Le rapport des extrêmes droites à Caïn est ainsi ambivalent: certes, il représente «la terre et les morts», pour détourner la définition de la nation donnée par le grand théoricien d'extrême droite Maurice Barrès. Oui, il est celui qui frappe le nomadisme. Mais, pourtant, il est rejeté par Dieu et les hommes. Se référer à Caïn contre Abel est conforme aux goûts d'extrême droite dans l'histoire: c'est préférer Sparte à Athènes dans l'Antiquité, c'est avoir la nostalgie des Sudistes contre les Nordistes lors de la Guerre de Sécession américaine, comme Steve Bannon, invité du congrès frontiste. C'est, comme l'a fait Marine Le Pen dans ce même discours dominical, citer Hélie de Saint Marc, qui participa à la tentative de putsch raté contre le général de Gaulle en 1961. C'est se repaître dans le sentiment d'être du camp des Réprouvés, selon le titre d'un livre culte de l'extrême droite radicale. C'est se tenir orgueilleusement dans le camp des vaincus.

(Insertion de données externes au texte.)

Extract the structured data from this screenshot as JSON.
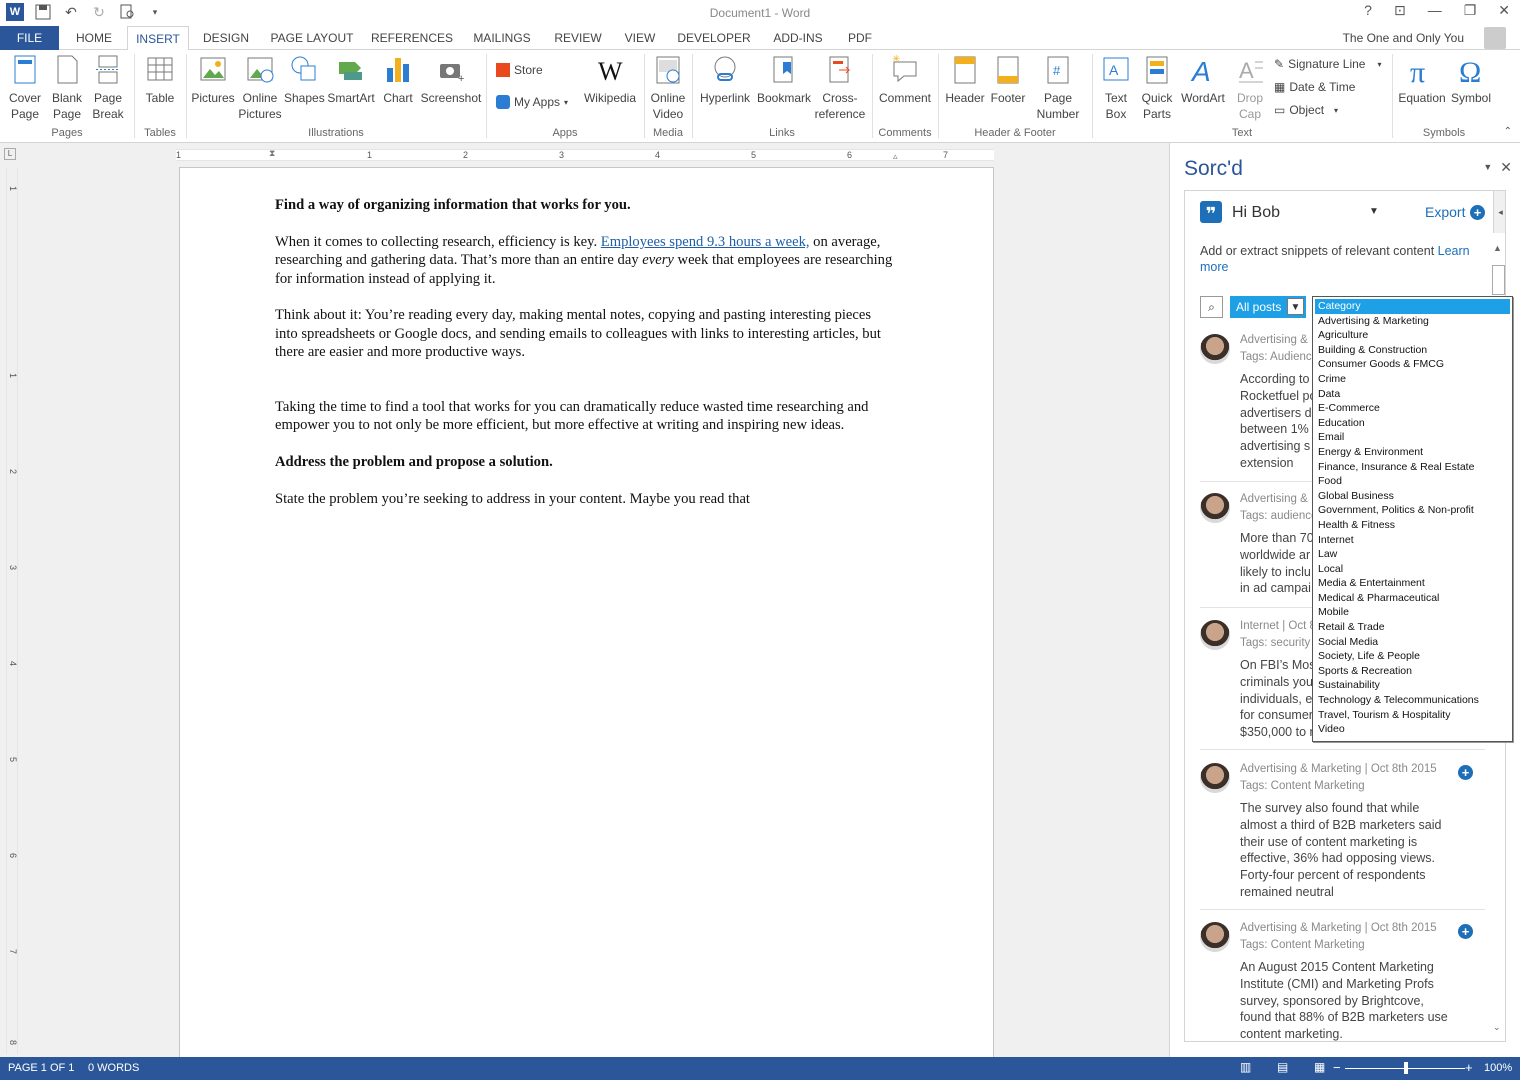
{
  "window": {
    "title": "Document1 - Word",
    "account": "The One and Only You"
  },
  "tabs": [
    {
      "label": "FILE"
    },
    {
      "label": "HOME"
    },
    {
      "label": "INSERT"
    },
    {
      "label": "DESIGN"
    },
    {
      "label": "PAGE LAYOUT"
    },
    {
      "label": "REFERENCES"
    },
    {
      "label": "MAILINGS"
    },
    {
      "label": "REVIEW"
    },
    {
      "label": "VIEW"
    },
    {
      "label": "DEVELOPER"
    },
    {
      "label": "ADD-INS"
    },
    {
      "label": "PDF"
    }
  ],
  "ribbon": {
    "buttons": {
      "cover_page": "Cover\nPage",
      "blank_page": "Blank\nPage",
      "page_break": "Page\nBreak",
      "table": "Table",
      "pictures": "Pictures",
      "online_pictures": "Online\nPictures",
      "shapes": "Shapes",
      "smartart": "SmartArt",
      "chart": "Chart",
      "screenshot": "Screenshot",
      "store": "Store",
      "my_apps": "My Apps",
      "wikipedia": "Wikipedia",
      "online_video": "Online\nVideo",
      "hyperlink": "Hyperlink",
      "bookmark": "Bookmark",
      "cross_reference": "Cross-\nreference",
      "comment": "Comment",
      "header": "Header",
      "footer": "Footer",
      "page_number": "Page\nNumber",
      "text_box": "Text\nBox",
      "quick_parts": "Quick\nParts",
      "wordart": "WordArt",
      "drop_cap": "Drop\nCap",
      "signature_line": "Signature Line",
      "date_time": "Date & Time",
      "object": "Object",
      "equation": "Equation",
      "symbol": "Symbol"
    },
    "groups": {
      "pages": "Pages",
      "tables": "Tables",
      "illustrations": "Illustrations",
      "apps": "Apps",
      "media": "Media",
      "links": "Links",
      "comments": "Comments",
      "header_footer": "Header & Footer",
      "text": "Text",
      "symbols": "Symbols"
    }
  },
  "ruler": {
    "h_numbers": [
      "1",
      "1",
      "2",
      "3",
      "4",
      "5",
      "6",
      "7"
    ],
    "v_numbers": [
      "1",
      "1",
      "2",
      "3",
      "4",
      "5",
      "6",
      "7",
      "8"
    ]
  },
  "document": {
    "p1": "Find a way of organizing information that works for you.",
    "p2_a": "When it comes to collecting research, efficiency is key. ",
    "p2_link": "Employees spend 9.3 hours a week,",
    "p2_b": " on average, researching and gathering data. That’s more than an entire day ",
    "p2_em": "every",
    "p2_c": " week that employees are researching for information instead of applying it.",
    "p3": "Think about it: You’re reading every day, making mental notes, copying and pasting interesting pieces into spreadsheets or Google docs, and sending emails to colleagues with links to interesting articles, but there are easier and more productive ways.",
    "p4": "Taking the time to find a tool that works for you can dramatically reduce wasted time researching and empower you to not only be more efficient, but more effective at writing and inspiring new ideas.",
    "p5": "Address the problem and propose a solution.",
    "p6": "State the problem you’re seeking to address in your content. Maybe you read that"
  },
  "pane": {
    "title": "Sorc'd",
    "greeting": "Hi Bob",
    "export": "Export",
    "description": "Add or extract snippets of relevant content ",
    "learn_more": "Learn more",
    "filter": "All posts",
    "posts": [
      {
        "meta": "Advertising &",
        "tags": "Tags: Audience",
        "text": "According to\nRocketfuel po\nadvertisers d\nbetween 1%\nadvertising s\nextension"
      },
      {
        "meta": "Advertising &",
        "tags": "Tags: audience",
        "text": "More than 70\nworldwide ar\nlikely to inclu\nin ad campai"
      },
      {
        "meta": "Internet | Oct 8",
        "tags": "Tags: security",
        "text": "On FBI’s Mos\ncriminals you\nindividuals, e\nfor consumer\n$350,000 to r"
      },
      {
        "meta": "Advertising & Marketing | Oct 8th 2015",
        "tags": "Tags: Content Marketing",
        "text": "The survey also found that while almost a third of B2B marketers said their use of content marketing is effective, 36% had opposing views. Forty-four percent of respondents remained neutral"
      },
      {
        "meta": "Advertising & Marketing | Oct 8th 2015",
        "tags": "Tags: Content Marketing",
        "text": "An August 2015 Content Marketing Institute (CMI) and Marketing Profs survey, sponsored by Brightcove, found that 88% of B2B marketers use content marketing."
      }
    ]
  },
  "category_dropdown": {
    "selected": "Category",
    "options": [
      "Advertising & Marketing",
      "Agriculture",
      "Building & Construction",
      "Consumer Goods & FMCG",
      "Crime",
      "Data",
      "E-Commerce",
      "Education",
      "Email",
      "Energy & Environment",
      "Finance, Insurance & Real Estate",
      "Food",
      "Global Business",
      "Government, Politics & Non-profit",
      "Health & Fitness",
      "Internet",
      "Law",
      "Local",
      "Media & Entertainment",
      "Medical & Pharmaceutical",
      "Mobile",
      "Retail & Trade",
      "Social Media",
      "Society, Life & People",
      "Sports & Recreation",
      "Sustainability",
      "Technology & Telecommunications",
      "Travel, Tourism & Hospitality",
      "Video"
    ]
  },
  "status": {
    "page": "PAGE 1 OF 1",
    "words": "0 WORDS",
    "zoom": "100%"
  },
  "colors": {
    "accent": "#2b579a",
    "pane_blue": "#1d6fb8",
    "dropdown_highlight": "#1ea0e6"
  }
}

Nous voilà plus dans un discours d'acceptation de la défaite que de reconquête. Après nous, le Déluge. À moins que le destin n'en décide autrement. Dans le légendaire médiéval, Caïn finissait tué par son arrière-arrière-arrière-petit-fils. Or, au Front national, comme dans la mythologie, le danger vient de sa famille.